Think of this as a precursor of what may soon be the hottest new craze in the aging workplace — brain fitness centres where you can get your cognitive skills tested and tweaked in a way that will help you think faster, focus better, remember more and maybe even fight off the symptoms of dementia and Alzheimer’s until well into the golden years.
The joint venture between Baycrest and MaRS is also meant to show the world that Ontario can lead the way in turning cutting-edge research into commercial tools that can help tackle the biggest social issue of our times — the so-called “silver tsunami” of baby boomers about to reach the age of 65 who aren’t ready to retire.
“Canada can own the podium in this field,” says Alvaro Fernandez, an expert on the fast-growing brain fitness market.
“This is going to be more meaningful for society than some medals at the Olympics,” Fernandez says.
The world-renowned cognitive science institute has partnered with MaRS, Canada’s innovation incubator, and will test market a workplace brain fitness program next year called Memory(at)Work that’s grounded in 20 years of brain research showing you can live smarter, and better, if you exercise your grey matter the way you do your muscles.
Web-based brain games and memory exercises you can perform on a mobile device during the mind-numbing commute to work will be test marketed in 2011 and 2012.
By targeting programs at the workplace, Cogniciti could give senior executives a much better chance of staying ahead of “young, ambitious workers breathing down their necks,” says Baycrest president and CEO William Reichman, in announcing the joint venture at the Business of Aging Summit, a meeting of about 200 international experts to discuss the big business baby boomers represent.

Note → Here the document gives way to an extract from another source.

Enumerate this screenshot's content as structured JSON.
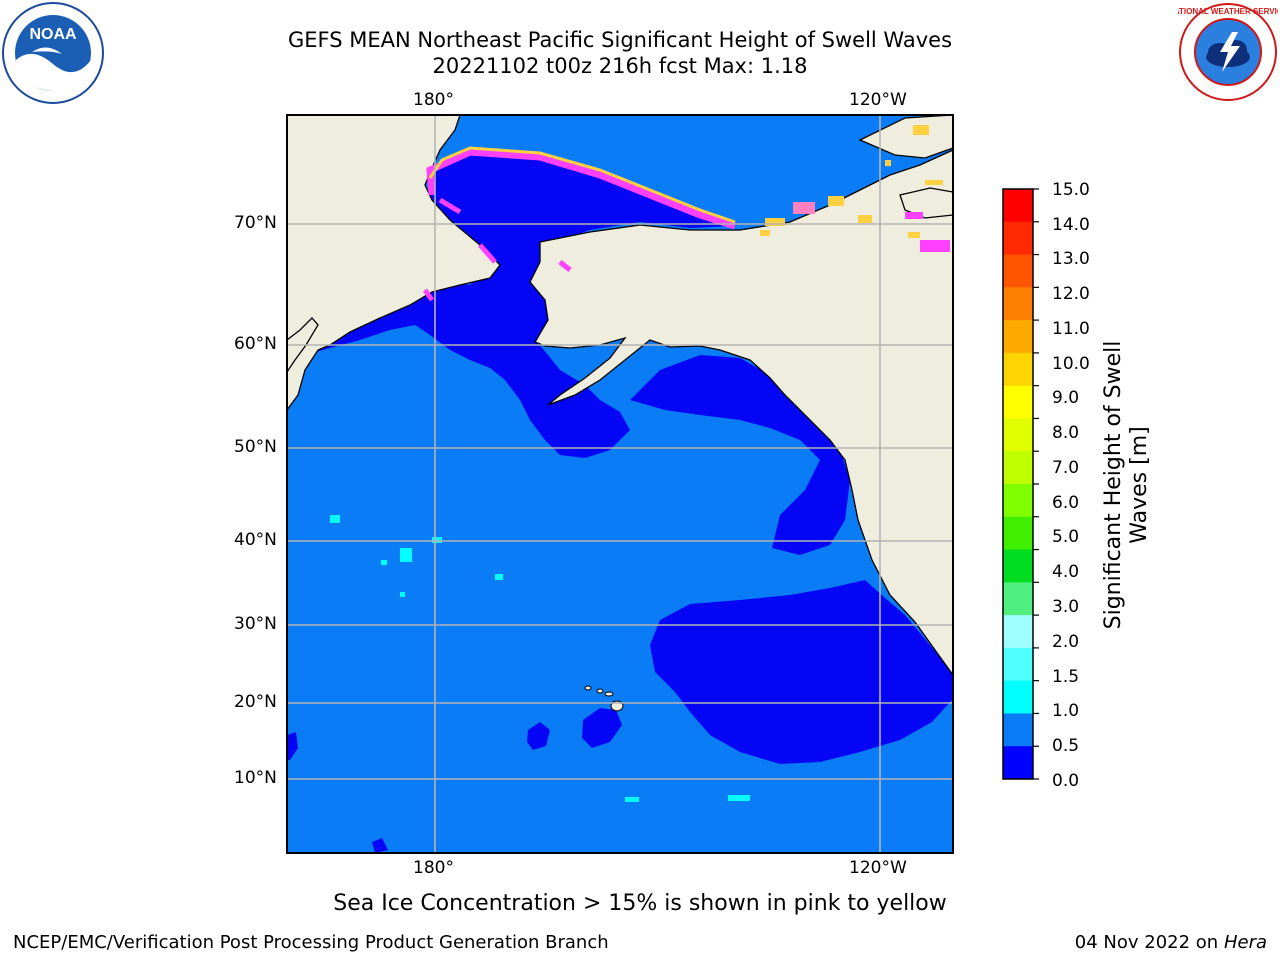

The commercial enterprise is a “natural evolution” for cutting-edge cognitive researchers at the Baycrest Centre for Brain Fitness, said Reichman, which was launched last year with $10 million from the Ontario government and $10 million in private donations. Any profits eventually generated by Cogniciti will go back into the work of Baycrest and MaRS, he says.
Brain fitness games such as Nintendo’s Brain Age, Posit Science and Lumosity have become popular with boomers looking to stretch their minds and memories beyond the old paper-and-pencil crosswords and Sudoku puzzles.
That’s why the brain fitness market is expected to hit $5 billion or more by 2015, compared with $265 million in 2008, Fernandez says.
New players are upping the ante all the time, with almost no scientific data to support claims the games not only help you avoid the normal symptoms of aging, such as forgetting your keys, but can also return your memory to what it was 10 years ago, simply by playing the games as little as 15 minutes a day, three times a week.
But Baycrest brings something to the online experience that no one else does, said Reichman — two decades of brain research and a commitment that it will not bring any product to market without solid scientific proof that it works.